Nouvel extrait Rockonnection #2
walkman
On est jeudi midi. Et comme tous les jeudis midis depuis dix ans, Lithy Strummer sort de son boulot parce qu'elle a un cours de Budo à la con qui lui retire son stress. Et je crois qu'aujourd'hui elle en aura vraiment besoin. Je l'attends à la sortie du parking, adossé à ma veille Coccinelle rouge, derrière mes lunettes de soleil pour cacher que je devrais être en train de dormir à cette heure-là. Et elle est pile à l'heure. Elle marche d'un pas décidé sur les graviers avec son sac à main qu'elle a mis sur son épaule et dont elle tient les hanses comme si un de ses élèves allait venir pour le lui arracher. Mais je préfère qu'elle fasse attention à elle. Elle m'aperçoit et son allure ralentit tout d'un coup. Elle hésite même à faire demi-tour quand je lui fais coucou avec la main. Elle prend une profonde inspiration et reprends un bon rythme pour venir à ma rencontre.
"Quoi ?"
J'ouvre la portière passager en l'invitant à entrer.
"Et si je t'accompagnais à ton cours ?"
Elle claque la porte et croise les bras.
"Est-ce que tu finiras par me laisser tranquille ?"
Je retire mes lunettes.
"Ouais, j'y pense. J'peux avoir un câlin ? Parce qu'hier tu m'as foutu à la porte...
- Et y avait une raison pour ça."
On entend en fond sonore, le bruit de discussion d'un groupe d'ados qui marchent en bande sur le trottoir d'en face. Lithy jette un coup d'oeil et revient immédiatement vers moi en cachant le profil gauche de son visage.
"Et merde...mes élèves."
Je souris.
"Et alors ? Les gosses m'adorent. Et ils adorent mes croutes aussi. Tu te souviens que...
- Hayden ?"
Une voix féminine qui me coupe la parole quand je discute avec ma femme, c'est rarement pour partager de bons souvenirs. Je regarde par dessus l'épaule de Lithy et aperçoit le visage de Camille qui est en train de traverser la rue pour venir me voir. J'ai couché avec cette fille que j'avais rencontrée dans un bar passable près de chez moi et que j'avais ensuite emmenée au Westbury.
"Oh putain !"
Alors Lithy se retourne immédiatement vers la jeune femme, comprenant que je me tends.
"Camille ?
- Madame Strummer ?"
La jeune française arrive à notre hauteur et reste plantée là, en mangeant son sandwich. Ma femme revient vers moi en serrant les dents.

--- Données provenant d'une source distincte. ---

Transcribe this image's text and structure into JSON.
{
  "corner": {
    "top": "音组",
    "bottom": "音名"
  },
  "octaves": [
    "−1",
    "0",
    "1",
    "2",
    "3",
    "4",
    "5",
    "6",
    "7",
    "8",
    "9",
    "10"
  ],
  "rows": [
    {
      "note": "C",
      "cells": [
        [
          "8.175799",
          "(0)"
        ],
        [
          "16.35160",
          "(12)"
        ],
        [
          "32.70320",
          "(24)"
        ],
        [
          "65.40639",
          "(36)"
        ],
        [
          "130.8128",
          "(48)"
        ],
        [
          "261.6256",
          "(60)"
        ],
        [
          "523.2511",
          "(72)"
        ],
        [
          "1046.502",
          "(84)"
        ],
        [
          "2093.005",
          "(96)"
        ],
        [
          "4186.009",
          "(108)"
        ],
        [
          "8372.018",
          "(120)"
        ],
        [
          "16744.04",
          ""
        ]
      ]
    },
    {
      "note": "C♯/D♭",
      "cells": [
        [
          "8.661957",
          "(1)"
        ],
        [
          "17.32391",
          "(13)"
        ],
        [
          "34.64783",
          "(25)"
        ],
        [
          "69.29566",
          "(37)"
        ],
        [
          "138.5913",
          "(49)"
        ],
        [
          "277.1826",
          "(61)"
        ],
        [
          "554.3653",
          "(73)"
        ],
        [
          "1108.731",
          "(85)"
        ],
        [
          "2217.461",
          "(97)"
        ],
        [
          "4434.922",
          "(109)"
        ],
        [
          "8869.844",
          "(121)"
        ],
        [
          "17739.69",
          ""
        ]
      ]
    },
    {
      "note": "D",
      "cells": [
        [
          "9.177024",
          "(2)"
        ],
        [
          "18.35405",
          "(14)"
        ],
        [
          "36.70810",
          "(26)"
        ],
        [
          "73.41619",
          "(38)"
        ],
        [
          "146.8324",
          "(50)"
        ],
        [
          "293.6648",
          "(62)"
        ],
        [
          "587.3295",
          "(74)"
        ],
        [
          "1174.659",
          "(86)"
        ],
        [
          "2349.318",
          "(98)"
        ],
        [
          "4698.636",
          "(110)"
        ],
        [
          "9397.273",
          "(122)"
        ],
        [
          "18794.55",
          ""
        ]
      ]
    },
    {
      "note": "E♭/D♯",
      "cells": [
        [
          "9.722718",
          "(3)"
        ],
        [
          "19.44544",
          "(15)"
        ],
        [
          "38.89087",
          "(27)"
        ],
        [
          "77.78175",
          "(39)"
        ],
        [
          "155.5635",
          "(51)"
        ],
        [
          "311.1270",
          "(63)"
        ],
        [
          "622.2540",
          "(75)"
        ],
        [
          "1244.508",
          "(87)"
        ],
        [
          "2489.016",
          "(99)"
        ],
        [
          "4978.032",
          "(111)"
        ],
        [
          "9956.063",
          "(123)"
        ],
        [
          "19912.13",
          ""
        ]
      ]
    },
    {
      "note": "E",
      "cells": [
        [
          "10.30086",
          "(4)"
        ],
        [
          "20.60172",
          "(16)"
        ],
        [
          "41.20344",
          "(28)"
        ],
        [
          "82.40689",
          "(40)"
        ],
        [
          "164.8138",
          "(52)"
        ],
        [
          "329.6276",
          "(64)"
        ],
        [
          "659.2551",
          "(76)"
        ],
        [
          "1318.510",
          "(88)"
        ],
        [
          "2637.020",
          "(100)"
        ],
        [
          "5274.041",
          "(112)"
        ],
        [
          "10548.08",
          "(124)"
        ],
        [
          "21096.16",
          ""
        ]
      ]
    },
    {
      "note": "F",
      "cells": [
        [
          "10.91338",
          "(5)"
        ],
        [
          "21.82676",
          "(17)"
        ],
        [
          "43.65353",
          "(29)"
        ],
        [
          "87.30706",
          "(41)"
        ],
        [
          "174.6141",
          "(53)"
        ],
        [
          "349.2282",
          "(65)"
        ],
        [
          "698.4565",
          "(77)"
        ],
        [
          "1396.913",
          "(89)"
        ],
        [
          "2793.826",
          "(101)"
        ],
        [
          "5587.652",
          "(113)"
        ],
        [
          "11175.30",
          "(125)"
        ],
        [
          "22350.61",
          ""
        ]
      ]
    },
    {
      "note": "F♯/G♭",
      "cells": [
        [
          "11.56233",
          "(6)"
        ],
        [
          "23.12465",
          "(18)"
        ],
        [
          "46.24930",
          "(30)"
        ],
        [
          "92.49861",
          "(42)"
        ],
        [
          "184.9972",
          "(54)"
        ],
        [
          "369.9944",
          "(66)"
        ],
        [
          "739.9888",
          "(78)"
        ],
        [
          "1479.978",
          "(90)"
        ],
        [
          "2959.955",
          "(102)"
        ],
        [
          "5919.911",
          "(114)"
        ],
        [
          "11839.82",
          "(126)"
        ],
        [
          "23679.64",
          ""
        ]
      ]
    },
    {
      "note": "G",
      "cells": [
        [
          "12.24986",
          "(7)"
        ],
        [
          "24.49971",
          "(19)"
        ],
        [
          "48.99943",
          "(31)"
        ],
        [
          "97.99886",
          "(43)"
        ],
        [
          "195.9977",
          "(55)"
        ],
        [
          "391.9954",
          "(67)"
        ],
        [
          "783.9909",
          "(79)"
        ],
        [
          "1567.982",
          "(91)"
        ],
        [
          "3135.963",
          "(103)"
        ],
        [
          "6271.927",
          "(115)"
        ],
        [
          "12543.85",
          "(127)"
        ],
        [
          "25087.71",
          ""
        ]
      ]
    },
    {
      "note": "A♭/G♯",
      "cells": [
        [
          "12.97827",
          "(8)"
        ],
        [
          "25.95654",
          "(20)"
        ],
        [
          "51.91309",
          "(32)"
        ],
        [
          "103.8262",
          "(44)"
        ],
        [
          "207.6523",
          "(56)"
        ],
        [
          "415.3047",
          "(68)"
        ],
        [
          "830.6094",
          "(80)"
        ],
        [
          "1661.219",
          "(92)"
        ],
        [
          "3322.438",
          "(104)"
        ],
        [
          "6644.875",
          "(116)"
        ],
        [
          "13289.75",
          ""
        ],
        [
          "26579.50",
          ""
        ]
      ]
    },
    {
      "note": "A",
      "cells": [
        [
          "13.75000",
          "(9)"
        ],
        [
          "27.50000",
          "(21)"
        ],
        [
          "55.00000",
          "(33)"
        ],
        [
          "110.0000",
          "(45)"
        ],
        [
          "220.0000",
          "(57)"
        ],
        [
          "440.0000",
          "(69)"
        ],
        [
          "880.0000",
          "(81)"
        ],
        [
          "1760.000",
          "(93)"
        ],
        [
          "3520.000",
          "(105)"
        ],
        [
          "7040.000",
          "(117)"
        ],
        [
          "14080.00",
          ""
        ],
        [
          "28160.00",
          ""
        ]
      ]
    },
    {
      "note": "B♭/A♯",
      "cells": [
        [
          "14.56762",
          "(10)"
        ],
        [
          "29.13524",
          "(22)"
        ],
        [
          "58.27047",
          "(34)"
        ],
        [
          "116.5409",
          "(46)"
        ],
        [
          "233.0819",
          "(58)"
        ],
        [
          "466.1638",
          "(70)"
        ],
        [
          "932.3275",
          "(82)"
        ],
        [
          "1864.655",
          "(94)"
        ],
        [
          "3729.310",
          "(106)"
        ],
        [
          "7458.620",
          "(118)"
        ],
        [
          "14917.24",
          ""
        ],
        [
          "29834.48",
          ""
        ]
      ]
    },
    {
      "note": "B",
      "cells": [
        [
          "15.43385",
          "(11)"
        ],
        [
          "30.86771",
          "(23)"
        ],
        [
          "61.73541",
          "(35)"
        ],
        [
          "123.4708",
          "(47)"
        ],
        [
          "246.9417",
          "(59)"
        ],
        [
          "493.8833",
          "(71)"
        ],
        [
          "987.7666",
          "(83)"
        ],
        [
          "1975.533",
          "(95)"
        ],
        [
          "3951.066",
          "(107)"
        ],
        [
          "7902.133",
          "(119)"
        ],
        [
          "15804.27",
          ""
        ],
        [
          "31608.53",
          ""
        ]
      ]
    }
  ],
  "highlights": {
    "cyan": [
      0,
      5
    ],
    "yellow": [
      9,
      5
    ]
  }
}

"Attends comment vous vous connaissez !?
- Euh..., j'hausse les épaules, elle était tellement passionnée par ton cours qu'elle est passée voir une de mes expos... et elle, tu vois, quoi ? Bon, j'étais là, alors on a discuté."
Camille explose de rire.
"Et c'était quand, y a dix ans ? ironise ma sublime femme.
- S'il te plaît Camille, tu peux aller faire tes devoirs ou vendre de la drogue.
- Vous sortez ensemble ? demande la gamine.
- Oui.
- Non, Lithy fronce les sourcils. Non, sûrement pas."
Je grimace. J'espèrais que l'espace temps revienne dix ans en arrière tout d'un coup ou au moins qu'elle trouve ma réponse drôle.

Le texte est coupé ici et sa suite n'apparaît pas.